Sunday, July 18, 2010

You can't peel back the onion when you're holding a rotten apple

Received the study permit admission letter (the ticket to Canada) yesterday with our returned passports and promptly booked myself a too-early-morning solo trip back to T.O. on the 29th.  Jen and I will decide on a moving company pronto and I'll get the Canadian power-of-attorney drafted to bring along for a lease signing.  Gladly being a responsible adult, doing what needs to be done.


I found myself looking at the expiration dates on food products at home yesterday (and on those that we brought home during last night's downpour) and thinking about where we'll be, how different it'll be in some ways, the percentage of people I've known that I may never see again, but most of whom I haven't seen in ages anyway.  Not a bad thing, just evidence of my changed priorities.


Still thinking through why I got so emotional yesterday talking with Jen, who can't understand why people would do DIY basement shows with all of the risks involved and the potential for so much trouble.  The thing is, I agreed with her objections; I just know that those were the kinds of spaces where nine years ago I was able to develop, places that weren't always stuffed (like they were towards the end) of crusty punk kids and (in the worst houses) the billows of cigarette smoke and calling-card drinking.  The price I paid to be in those environments, the practical restrictions on playing legitimate venues in some cases... did I settle for it just to have a chance to play in a band with good friends?  There were so many great shows in so many places, but where do I fit musically at age 38 as an MBA student with no patience left for empty rhetoric in a small, self-deluding scene?  I have to believe that Toronto will have a cavalcade of more compatible playing options, but when it comes to "the scene" that I'm glad to be away from, it's almost better if people just kept their mouths shut in the first place, rather that take part in a physically dirty, conservative groupthink exercise where people just cultivate unhealthy anger to fit in.

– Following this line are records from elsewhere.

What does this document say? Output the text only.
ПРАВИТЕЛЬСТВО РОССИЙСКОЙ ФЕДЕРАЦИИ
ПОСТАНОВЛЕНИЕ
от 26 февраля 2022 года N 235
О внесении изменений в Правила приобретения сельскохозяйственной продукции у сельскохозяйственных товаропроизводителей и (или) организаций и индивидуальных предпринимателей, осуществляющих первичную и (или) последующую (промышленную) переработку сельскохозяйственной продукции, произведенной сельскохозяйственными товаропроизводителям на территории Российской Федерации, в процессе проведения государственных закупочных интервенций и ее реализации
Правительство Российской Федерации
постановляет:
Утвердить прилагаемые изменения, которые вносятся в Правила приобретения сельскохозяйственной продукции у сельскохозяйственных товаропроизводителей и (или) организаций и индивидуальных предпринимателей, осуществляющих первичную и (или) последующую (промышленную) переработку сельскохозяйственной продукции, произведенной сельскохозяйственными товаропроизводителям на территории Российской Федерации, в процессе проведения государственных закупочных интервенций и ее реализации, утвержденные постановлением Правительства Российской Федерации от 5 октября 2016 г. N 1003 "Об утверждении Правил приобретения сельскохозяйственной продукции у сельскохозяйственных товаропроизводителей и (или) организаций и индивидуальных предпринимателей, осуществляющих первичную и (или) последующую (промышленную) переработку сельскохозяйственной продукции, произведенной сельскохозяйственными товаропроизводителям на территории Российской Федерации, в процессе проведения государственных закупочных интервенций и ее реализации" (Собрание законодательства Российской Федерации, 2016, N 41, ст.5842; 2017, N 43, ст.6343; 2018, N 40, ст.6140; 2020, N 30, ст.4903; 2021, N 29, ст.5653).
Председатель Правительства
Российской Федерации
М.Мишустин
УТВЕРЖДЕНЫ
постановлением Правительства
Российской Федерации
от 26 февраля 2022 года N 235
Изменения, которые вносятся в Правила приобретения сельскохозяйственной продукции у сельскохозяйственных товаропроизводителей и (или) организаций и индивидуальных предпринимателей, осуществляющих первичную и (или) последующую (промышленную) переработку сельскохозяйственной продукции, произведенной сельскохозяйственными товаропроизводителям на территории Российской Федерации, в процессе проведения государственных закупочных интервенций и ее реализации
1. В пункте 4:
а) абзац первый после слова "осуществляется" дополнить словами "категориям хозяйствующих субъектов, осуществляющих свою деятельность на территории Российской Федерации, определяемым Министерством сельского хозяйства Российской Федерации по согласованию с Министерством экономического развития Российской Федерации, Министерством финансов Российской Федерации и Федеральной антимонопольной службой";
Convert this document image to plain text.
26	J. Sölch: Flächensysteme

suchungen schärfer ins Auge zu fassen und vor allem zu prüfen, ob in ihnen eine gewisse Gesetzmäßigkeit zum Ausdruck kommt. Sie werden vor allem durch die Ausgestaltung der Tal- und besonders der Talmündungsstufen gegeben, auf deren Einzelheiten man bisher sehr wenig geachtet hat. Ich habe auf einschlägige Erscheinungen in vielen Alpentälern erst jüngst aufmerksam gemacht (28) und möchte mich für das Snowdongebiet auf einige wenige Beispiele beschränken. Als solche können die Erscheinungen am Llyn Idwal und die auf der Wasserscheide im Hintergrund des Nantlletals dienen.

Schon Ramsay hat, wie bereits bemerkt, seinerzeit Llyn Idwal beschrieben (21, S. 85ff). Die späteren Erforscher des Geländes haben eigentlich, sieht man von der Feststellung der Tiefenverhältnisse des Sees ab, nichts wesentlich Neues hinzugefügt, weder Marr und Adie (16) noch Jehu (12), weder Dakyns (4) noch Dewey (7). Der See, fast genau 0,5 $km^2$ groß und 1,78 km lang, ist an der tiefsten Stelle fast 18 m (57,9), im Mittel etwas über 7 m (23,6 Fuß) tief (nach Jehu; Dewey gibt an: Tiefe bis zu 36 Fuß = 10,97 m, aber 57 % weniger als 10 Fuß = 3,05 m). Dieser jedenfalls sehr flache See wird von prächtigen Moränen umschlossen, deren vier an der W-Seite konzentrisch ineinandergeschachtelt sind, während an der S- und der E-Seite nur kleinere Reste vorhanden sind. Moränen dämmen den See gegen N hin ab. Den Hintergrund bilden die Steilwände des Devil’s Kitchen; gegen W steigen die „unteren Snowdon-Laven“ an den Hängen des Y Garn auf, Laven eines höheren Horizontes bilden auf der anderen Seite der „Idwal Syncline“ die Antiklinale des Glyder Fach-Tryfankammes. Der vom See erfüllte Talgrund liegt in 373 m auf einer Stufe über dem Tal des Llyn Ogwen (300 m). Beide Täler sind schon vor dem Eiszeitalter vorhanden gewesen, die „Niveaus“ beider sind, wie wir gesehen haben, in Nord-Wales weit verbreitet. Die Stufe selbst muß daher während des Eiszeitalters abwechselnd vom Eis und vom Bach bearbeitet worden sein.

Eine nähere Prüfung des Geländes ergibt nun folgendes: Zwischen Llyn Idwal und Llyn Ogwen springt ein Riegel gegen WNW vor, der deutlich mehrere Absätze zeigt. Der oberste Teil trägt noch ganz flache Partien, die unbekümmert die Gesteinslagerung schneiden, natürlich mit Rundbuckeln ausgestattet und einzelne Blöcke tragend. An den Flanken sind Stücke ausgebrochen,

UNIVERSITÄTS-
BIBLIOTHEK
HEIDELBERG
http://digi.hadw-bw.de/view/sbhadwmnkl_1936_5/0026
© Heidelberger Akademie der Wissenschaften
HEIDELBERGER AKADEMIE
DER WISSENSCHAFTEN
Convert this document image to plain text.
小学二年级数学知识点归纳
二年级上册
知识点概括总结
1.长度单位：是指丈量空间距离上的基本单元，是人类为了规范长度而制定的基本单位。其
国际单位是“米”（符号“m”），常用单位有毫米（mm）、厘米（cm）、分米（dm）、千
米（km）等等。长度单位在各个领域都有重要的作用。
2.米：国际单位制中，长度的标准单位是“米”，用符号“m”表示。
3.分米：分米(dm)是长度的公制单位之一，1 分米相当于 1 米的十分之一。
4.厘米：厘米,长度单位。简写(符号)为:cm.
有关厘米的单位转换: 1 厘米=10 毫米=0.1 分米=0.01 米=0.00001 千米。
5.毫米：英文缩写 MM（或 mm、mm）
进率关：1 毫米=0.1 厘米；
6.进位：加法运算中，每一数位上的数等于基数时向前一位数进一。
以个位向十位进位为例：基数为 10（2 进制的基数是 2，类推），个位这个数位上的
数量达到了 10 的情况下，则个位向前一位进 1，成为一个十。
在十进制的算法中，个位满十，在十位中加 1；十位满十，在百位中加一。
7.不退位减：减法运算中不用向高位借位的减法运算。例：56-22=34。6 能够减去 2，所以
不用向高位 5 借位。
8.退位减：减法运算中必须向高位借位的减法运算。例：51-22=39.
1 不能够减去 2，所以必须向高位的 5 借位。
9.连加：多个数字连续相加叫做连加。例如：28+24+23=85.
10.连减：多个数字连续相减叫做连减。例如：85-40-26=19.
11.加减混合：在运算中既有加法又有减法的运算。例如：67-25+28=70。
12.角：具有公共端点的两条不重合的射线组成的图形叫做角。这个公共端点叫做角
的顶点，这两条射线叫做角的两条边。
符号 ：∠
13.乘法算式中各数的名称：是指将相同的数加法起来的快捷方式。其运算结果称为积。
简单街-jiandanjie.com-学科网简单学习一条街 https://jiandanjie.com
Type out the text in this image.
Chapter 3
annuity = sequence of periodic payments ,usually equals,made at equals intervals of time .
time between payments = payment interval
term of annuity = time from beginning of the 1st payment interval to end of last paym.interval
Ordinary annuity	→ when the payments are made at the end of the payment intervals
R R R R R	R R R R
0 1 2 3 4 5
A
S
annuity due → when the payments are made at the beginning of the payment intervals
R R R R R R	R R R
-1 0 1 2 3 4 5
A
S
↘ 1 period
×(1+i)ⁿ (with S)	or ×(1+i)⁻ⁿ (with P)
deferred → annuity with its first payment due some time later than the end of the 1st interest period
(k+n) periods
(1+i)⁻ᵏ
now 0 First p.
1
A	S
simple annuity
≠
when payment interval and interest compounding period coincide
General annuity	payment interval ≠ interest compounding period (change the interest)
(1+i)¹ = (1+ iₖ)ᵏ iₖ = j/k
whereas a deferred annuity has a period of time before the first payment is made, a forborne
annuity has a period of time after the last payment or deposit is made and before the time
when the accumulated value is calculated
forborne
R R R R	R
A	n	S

("So how do you REALLY feel?")


And as if on cue, a carbon copy of my old Dodge van rolls through the parking lot as I think about getting together with old friends.


The last 18 months of work did take its toll on my perspective and my creative side, but was it the office environment, or the nature of the work itself?  I look back on my work lives and see that so much of what I did - pretty much everything since 1999 - was just repetitive, no different in the main from stereotypical factory work, the tasks following an explicitly designed framework, where occasional chances to flex and refine critical thinking skills were always bucking up against the explicitly designed framework (due to industry constraints imposed upon my employers).  I knew how good I had it in a work-control sense with PDW, but had no idea how hard it would be to enable and foster that same independent spirit at a real living wage.  Over ten years!  And only now does there seem to be a convergence of views I hold towards segments of society that have evolved, essentially, to where I've needed them to evolve.


In the past, it seems like I always had to have an answer, always had to justify my actions.  That's probably the connecting thread with why I got so bent with Jen yesterday: so many of my life decisions have been second-guessed when they didn't lead to the promised land of traditional financial rewards train that I wasn't often trying to catch, as I insistently wanted to flex my creative side on my own terms and willingly paid the price for that.  It's been great to align things to this point, though I'll soon be six-figures deep in red ink, as I've been able to fight off the contaminants of toxic opinions.

Truly, it's a blessing to be able to explain rather than be forced to justify.